Der Wirtschaftsflügel der Unionsparteien äußerte Zweifel, ob die für 2011 geplanten neuen Steuerentlastungen finanzierbar sind.

Schäuble kritisiert die Tarifforderungen für den öffentlichen Dienst scharf

Der Vorsitzende der Mittelstands- und Wirtschaftsvereinigung der CDU/CSU, Josef Schlarmann, sagte, er halte eine Steuerreform nur für möglich, wenn der Bund für 2011 einen "Sparhaushalt" vorlege.

Das sei aber ungewiss, nachdem Schäuble "bisher nicht offenbart" habe, wo es konkret Einschnitte geben solle.

Schäuble nannte Einsparungen von zehn Milliarden Euro jährlich schwer: "Aber wir müssen es schaffen."

SPD-Fraktionsvize Joachim Poß kritisierte, dass vor dem Hintergrund von Schäubles Sparankündigungen die von Wirtschaftsminister Rainer Brüderle verfochtenen Steuersenkungen für 2011 im Umfang von 20 Milliarden Euro jährlich bizarr anmuteten. "Auch in der Steuerpolitik passt bei Schwarz-Gelb einfach nichts zusammen", bemängelte er.

Der stellvertretende Vorsitzende der Linken, Klaus Ernst, forderte Schäuble auf, seine Sparpläne vor der Landtagswahl in Nordrhein-Westfalen im Mai offenzulegen.

Alles andere sei Wahlbetrug, warnte Ernst. Er wies darauf hin, dass Schäuble bereits eine Harmonisierung der Mehrwertsteuer angedeutet habe. Dann würde die ermäßigte Mehrwertsteuer für viele Produkte wie zum Beispiel Lebensmittel entfallen.

Die Gewerkschaft der Polizei mutmaßte, dass die Bürger die Steuergeschenke mit einem Verlust an innerer Sicherheit bezahlen würden.

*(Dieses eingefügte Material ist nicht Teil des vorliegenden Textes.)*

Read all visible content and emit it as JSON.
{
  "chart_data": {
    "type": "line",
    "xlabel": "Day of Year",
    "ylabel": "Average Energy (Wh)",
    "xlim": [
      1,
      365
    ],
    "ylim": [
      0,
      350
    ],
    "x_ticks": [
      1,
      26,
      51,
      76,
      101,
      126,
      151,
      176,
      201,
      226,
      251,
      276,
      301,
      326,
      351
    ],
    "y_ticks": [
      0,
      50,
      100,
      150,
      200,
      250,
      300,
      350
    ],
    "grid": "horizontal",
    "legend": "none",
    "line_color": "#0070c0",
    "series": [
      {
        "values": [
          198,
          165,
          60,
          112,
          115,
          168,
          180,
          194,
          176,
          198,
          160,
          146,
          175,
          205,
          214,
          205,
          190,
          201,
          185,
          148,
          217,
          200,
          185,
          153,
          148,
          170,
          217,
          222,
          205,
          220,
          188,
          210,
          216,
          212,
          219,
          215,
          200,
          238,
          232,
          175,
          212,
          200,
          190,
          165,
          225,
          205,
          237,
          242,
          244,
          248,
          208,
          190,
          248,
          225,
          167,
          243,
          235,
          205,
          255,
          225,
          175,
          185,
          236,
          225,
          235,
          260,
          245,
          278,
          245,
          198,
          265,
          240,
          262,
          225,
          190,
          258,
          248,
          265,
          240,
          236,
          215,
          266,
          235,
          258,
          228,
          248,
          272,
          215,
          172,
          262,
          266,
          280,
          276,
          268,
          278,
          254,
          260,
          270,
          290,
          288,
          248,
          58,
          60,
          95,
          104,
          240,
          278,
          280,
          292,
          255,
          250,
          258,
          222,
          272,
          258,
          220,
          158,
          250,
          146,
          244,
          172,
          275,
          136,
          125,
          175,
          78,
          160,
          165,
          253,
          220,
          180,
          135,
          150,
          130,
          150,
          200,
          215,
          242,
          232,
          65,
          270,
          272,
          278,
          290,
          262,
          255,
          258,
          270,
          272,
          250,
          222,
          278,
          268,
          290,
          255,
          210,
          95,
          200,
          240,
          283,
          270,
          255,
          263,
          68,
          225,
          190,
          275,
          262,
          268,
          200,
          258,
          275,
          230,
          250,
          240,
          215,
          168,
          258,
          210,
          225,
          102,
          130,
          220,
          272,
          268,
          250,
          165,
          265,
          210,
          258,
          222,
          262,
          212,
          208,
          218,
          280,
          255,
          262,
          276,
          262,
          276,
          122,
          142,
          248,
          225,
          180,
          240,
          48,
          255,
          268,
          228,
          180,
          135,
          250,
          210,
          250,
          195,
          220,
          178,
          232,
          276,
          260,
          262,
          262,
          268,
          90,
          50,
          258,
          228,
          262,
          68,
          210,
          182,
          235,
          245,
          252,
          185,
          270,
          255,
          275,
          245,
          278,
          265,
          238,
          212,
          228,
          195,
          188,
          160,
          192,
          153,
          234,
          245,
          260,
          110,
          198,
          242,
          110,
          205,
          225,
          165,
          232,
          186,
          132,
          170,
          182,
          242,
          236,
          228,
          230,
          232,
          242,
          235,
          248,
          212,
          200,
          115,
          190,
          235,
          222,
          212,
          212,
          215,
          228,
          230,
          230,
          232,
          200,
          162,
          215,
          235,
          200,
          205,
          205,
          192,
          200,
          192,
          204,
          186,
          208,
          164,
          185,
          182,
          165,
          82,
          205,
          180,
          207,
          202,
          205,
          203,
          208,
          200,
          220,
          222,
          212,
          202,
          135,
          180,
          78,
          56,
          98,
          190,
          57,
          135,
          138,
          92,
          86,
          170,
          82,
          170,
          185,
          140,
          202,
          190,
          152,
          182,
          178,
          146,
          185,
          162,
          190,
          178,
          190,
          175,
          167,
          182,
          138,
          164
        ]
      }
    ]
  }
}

Der GdP-Vorsitzende Konrad Freiberg sagte voraus, Schäubles Sparpläne und die Schuldenbremse würden zu einem Stellenabbau im öffentlichen Dienst um bis zu 20 Prozent führen. Die Pläne dafür lägen bereits in der Schublade.

Vor dem Hintergrund der Sparzwänge kritisierte Schäuble die Forderung der Gewerkschaft ver.di nach fünf Prozent mehr Entgelt für die Beschäftigten des öffentlichen Dienstes scharf.

"Ich bin erschrocken über die Forderung", sagte der CDU-Politiker. 

Der Vorsitzende des Deutschen Beamtenbundes, Peter Heesen, nannte die Fünf-Prozent-Forderung indes "berechtigt und gut begründet".

Der "Sächsischen Zeitung" sagte Heesen, man werde nicht zulassen, dass die Beschäftigten "jetzt die Zeche für die Schuldenpolitik des Bundes zahlen sollen".

Die Tarifkommissionen von ver.di und Beamtenbund hatten am Dienstag ihre Tarifforderung für die knapp zwei Millionen Beschäftigten bei Bund und Kommunen bekanntgegeben. Die Tarifrunde startet am 13. Januar in Potsdam.